Pour l'élite égyptienne, ces "gated communities" ou "compounds", inspirées des résidences privées très populaires aux Etats-Unis, sont devenues le seul échappatoire dans une mégalopole chaotique de quelque 20 millions d'habitants, surpeuplée et polluée.
La tendance, lancée à la fin des années 1990, traduit le fossé grandissant entre les classes sociales, estiment des économistes.
"Il y a de jolis paysages, une belle vue, alors que là-bas (au Caire), il y a des ordures partout", explique Mme Khalifa, installée avec son mari dans un compound à l'est du Caire.
Comme cette trentenaire, les riches Cairotes fuient des rues bruyantes et paralysées par de gigantesques embouteillages. Ils se retrouvent dans le calme et la verdure luxuriante des résidences fermées qui poussent comme des champignons aux portes du désert, avec terrains de golf, piscines et salles de sport.

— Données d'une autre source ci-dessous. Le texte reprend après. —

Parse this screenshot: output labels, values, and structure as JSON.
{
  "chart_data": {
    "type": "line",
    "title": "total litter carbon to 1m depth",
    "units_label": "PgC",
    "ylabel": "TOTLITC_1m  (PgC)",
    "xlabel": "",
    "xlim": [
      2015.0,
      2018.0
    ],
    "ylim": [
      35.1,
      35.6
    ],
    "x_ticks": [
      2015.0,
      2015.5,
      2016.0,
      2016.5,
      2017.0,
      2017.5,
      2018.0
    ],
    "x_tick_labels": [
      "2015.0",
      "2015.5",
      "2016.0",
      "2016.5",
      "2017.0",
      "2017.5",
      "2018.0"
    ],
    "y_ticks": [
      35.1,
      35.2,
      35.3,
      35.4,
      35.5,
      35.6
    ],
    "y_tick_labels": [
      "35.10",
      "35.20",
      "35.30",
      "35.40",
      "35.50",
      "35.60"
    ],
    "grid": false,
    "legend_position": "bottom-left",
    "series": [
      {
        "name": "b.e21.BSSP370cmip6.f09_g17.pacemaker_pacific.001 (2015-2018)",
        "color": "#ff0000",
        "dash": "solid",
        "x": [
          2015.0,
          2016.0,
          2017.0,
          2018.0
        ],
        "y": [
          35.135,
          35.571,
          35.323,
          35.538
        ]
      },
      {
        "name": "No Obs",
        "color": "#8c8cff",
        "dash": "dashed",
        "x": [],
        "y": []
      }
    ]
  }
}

"Vous payez plus pour l'entretien, mais ils vous fournissent une meilleure sécurité", poursuit Mme Khalifa.
Minorité
Elle fait toutefois partie d'une minorité de privilégiés, dans un pays où le pourcentage d'Egyptiens vivant sous le seuil de pauvreté est passé de 16,7% en 2000 à 27,8% des 90 millions d'habitants en 2015, selon des statistiques officielles.
Et à l'ouest du Caire, dans la banlieue du 6-Octobre, Mohamed et plusieurs ouvriers journaliers attendent en bordure de route de trouver un petit boulot qui leur apportera leur salaire de la journée.
Tous vivent dans le même appartement et dorment à même le sol. "On mange des fèves matin, midi et soir", ironise Mohamed, originaire de la province de Souhag, dans le sud.
Installé au Caire depuis deux ans, le jeune homme de 18 ans a dû abandonner l'école pour travailler.
A travers un projet évaluant la répartition des revenus en Egypte sur la base des prix de l'immobilier, un économiste de la Banque mondiale, Roy van der Weide, a constaté que les inégalités étaient "bien plus élevées que ce que peuvent suggérer les estimations des sondages conventionnels".
Pour relancer une économie à la traîne depuis la révolte de 2011 qui a chassé Hosni Moubarak du pouvoir, l'Egypte a obtenu un prêt de 12 milliards de dollars du Fond monétaire international (FMI) en contrepartie de réformes économiques drastiques.
Les autorités ont ainsi libéré le taux de change de la livre égyptienne, faisant chuter de moitié sa valeur face au dollar, taillé dans les subventions publiques allouées au carburant et adopté une taxe sur la valeur ajouté (TVA). Des mesures qui ont entraîné une forte hausse de l'inflation.
Risque de grogne sociale
Pour éviter la grogne sociale, le gouvernement a annoncé un programme d'aides de 2,5 milliards de dollars, prévoyant des exemptions fiscales et une hausse des salaires des fonctionnaires et des allocations chômage.
Le gouvernement a également maintenu les subventions allouées aux denrées alimentaires, qui permettent aux plus démunis d'obtenir certains biens de première nécessité, comme le pain, l'huile ou le riz, à bas prix.
"Ces mesures ne sont que des analgésiques", estime toutefois Heba el-Laithy, professeur de statistiques à l'université du Caire. "Les gens réduisent leur consommation de nourriture et déscolarisent leurs enfants pour les faire travailler", déplore-t-elle, estimant que la pauvreté touche actuellement 35% de la population.
Selon elle, le gouvernement pourrait fournir de meilleurs services d'éducation et de santé en les finançant grâce à un système d'imposition progressif, qui taxerait plus sévèrement les plus aisés.
Mais les autorités rechignent à adopter une telle réforme, estime Salma Hussein, chercheuse sur l'inégalité au sein de l'Initiative égyptienne pour les droits personnels (EIPR), une ONG locale.
"Il y a une sorte de collusion. Les classes aisées disent au gouvernement: laissez-nous faire des profits sans des impôts élevés. Nous ne réclamerons pas de démocratie et construirons nos propres communautés", explique Mme Hussein.
Pour M. van der Weide, combler les inégalités est un défi difficile à surmonter "si l'élite vit coupée du reste de la société".